La première expérience de Bernstein à la direction d’un orchestre lui démontre la nécessité d’avoir un bon chef. En 1940, au Tanglewood Music Centre, le musicien prodigue de 22 ans s’inscrit au programme éducatif d’été pour apprendre la direction d’orchestre auprès de Serge Koussevitzky, alors directeur musical de l’Orchestre symphonique de Boston. Sa première mission : diriger l’intégralité de la Deuxième Symphonie de Randall Thompson.
« C’était énorme pour un premier concert. J’ai dû travailler dur, avoue Bernstein lors d’une entrevue accordée en 1980 au Kennedy Centre. Je me souviens de m’être caché dans des buissons pour étudier la partition sans être dérangé et apprendre ce morceau du mieux que je pouvais. »
Lors des répétitions, il a du mal à enseigner à l’orchestre le scherzo à 7/4. Éventuellement, Koussevitzky intervient.
« Je me rappelle que Koussevitzky s’est levé et a dit : “Non, ce qu’il essaie de vous dire, c’est… c’est trois plus quatre” – esquivant ainsi l’idée de la syncope, raconte Bernstein. Je n’ai rien dit. J’ai eu ensuite beaucoup de mal à leur enseigner. »
Dans l’épisode Omnibus mentionné précédemment, Bernstein explique que le chef idéal a besoin d’une « grande dose d’autorité », ce que l’intervention de Koussevitzky semble lui avoir enseigné. Le chef doit également faire preuve d’une grande « perspicacité psychologique » dans ses relations avec l’orchestre et aussi comprendre les nuances intimes de la musique et être capable de les communiquer.
Trois ans ont suffi à Bernstein pour devenir le « chef d’orchestre le plus célèbre d’Amérique », selon Neal Hampton, ancien chef d’orchestre du Brandeis-Wellesley Orchestra, dans un article paru en 2018 dans le magazine State of the Arts. Lorsque le chef de l’Orchestre philharmonique de New York tombe malade la veille d’un concert, Bernstein, alors chef adjoint, est appelé à la dernière minute.
« Le concert a valu à Bernstein une première page le lendemain dans le New York Times, écrit Hampton. Dès lors, il fut connu (et souvent critiqué) pour ses interprétations personnelles, dont les tempos ralentissaient à mesure qu’il vieillissait. On aurait dit qu’il essayait d’extraire chaque parcelle d’expressivité de la musique. »

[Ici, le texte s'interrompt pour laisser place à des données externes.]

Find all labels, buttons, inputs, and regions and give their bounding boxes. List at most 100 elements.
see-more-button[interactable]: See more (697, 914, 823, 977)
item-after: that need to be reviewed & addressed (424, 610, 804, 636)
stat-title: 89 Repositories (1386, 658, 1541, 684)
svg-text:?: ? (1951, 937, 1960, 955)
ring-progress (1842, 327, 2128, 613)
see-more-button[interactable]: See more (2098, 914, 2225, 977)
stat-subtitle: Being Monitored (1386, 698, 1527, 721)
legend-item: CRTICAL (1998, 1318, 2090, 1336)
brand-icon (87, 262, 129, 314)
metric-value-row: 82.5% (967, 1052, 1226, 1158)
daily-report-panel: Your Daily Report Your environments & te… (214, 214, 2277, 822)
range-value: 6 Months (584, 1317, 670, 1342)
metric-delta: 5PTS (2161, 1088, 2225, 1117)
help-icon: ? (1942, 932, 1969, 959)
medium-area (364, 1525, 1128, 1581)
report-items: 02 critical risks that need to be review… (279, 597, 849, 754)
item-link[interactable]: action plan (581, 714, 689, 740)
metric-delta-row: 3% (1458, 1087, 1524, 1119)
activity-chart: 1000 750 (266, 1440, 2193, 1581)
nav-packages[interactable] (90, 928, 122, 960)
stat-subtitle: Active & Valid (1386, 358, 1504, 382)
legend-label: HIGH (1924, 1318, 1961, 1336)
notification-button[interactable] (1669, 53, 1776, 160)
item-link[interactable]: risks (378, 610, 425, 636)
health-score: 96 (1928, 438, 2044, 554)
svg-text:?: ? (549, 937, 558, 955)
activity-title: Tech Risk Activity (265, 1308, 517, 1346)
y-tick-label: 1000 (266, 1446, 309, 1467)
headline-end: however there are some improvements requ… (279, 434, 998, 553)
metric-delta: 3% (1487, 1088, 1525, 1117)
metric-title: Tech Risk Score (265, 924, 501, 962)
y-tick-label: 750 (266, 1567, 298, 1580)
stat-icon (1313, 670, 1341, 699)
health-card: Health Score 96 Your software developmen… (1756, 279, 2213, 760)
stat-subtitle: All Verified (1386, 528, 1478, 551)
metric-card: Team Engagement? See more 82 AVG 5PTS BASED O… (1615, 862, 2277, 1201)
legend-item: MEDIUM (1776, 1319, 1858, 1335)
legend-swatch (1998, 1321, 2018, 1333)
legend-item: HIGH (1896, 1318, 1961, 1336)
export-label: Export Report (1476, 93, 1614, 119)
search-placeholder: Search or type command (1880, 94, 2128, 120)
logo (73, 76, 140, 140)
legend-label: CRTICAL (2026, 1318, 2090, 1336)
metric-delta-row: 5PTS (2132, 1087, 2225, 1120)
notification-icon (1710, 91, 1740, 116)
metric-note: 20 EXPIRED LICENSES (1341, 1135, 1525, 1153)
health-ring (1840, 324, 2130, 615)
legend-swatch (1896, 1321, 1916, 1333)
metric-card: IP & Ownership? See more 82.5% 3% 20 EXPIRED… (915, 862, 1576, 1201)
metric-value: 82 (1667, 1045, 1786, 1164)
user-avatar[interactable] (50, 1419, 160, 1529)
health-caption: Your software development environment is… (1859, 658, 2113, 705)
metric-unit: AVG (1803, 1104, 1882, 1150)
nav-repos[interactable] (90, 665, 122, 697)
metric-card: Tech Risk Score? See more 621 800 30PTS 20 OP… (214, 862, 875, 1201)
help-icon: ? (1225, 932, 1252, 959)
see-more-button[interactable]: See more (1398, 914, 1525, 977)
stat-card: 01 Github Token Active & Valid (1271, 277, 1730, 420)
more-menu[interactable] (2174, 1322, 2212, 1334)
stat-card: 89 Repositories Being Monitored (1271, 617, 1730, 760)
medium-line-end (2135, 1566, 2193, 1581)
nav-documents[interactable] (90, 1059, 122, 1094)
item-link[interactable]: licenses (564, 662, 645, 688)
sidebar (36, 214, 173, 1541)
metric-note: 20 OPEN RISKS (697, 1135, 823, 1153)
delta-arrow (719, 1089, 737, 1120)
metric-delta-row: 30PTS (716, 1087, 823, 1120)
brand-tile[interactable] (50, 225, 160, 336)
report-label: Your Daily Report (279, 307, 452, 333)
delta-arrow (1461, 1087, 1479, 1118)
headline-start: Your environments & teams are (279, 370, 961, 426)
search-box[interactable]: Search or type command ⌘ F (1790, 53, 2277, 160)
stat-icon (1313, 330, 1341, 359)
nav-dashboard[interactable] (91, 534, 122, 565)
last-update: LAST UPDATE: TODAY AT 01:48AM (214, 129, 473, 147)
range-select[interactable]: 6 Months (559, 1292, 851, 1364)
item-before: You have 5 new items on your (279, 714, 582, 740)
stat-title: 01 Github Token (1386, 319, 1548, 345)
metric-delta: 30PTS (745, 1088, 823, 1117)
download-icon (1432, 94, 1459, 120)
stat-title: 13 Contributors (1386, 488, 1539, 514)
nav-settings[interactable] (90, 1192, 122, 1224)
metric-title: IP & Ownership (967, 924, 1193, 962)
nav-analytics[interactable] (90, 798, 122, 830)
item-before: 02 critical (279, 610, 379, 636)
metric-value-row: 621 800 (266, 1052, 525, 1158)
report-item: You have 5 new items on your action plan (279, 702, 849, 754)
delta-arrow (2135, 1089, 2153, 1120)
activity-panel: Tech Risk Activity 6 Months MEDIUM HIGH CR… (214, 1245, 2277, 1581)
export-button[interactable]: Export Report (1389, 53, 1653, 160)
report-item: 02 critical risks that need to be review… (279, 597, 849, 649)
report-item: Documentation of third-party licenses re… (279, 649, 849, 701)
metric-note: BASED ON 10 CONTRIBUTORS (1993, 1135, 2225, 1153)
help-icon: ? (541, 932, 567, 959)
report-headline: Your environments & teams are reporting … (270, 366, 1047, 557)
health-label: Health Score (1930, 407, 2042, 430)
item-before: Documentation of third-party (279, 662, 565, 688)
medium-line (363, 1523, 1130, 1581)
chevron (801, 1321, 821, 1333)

Ce degré d’expression était voulu. Le chef d’orchestre « éclectique » tentait de lancer un « programme de rattrapage » dans l’espoir d’améliorer la position de l’Amérique sur la scène internationale des orchestres, écrit Joseph Horowitz dans le Washington Examiner.
« Deux objectifs essentiels étaient visés. Le premier était d’identifier et de promouvoir un répertoire américain, de sorte que les orchestres américains finissent par mettre l’accent sur les œuvres américaines. Le second consistait à mettre l’accent sur la musique nouvelle : le public devait découvrir et apprécier un répertoire contemporain, américain ou non. »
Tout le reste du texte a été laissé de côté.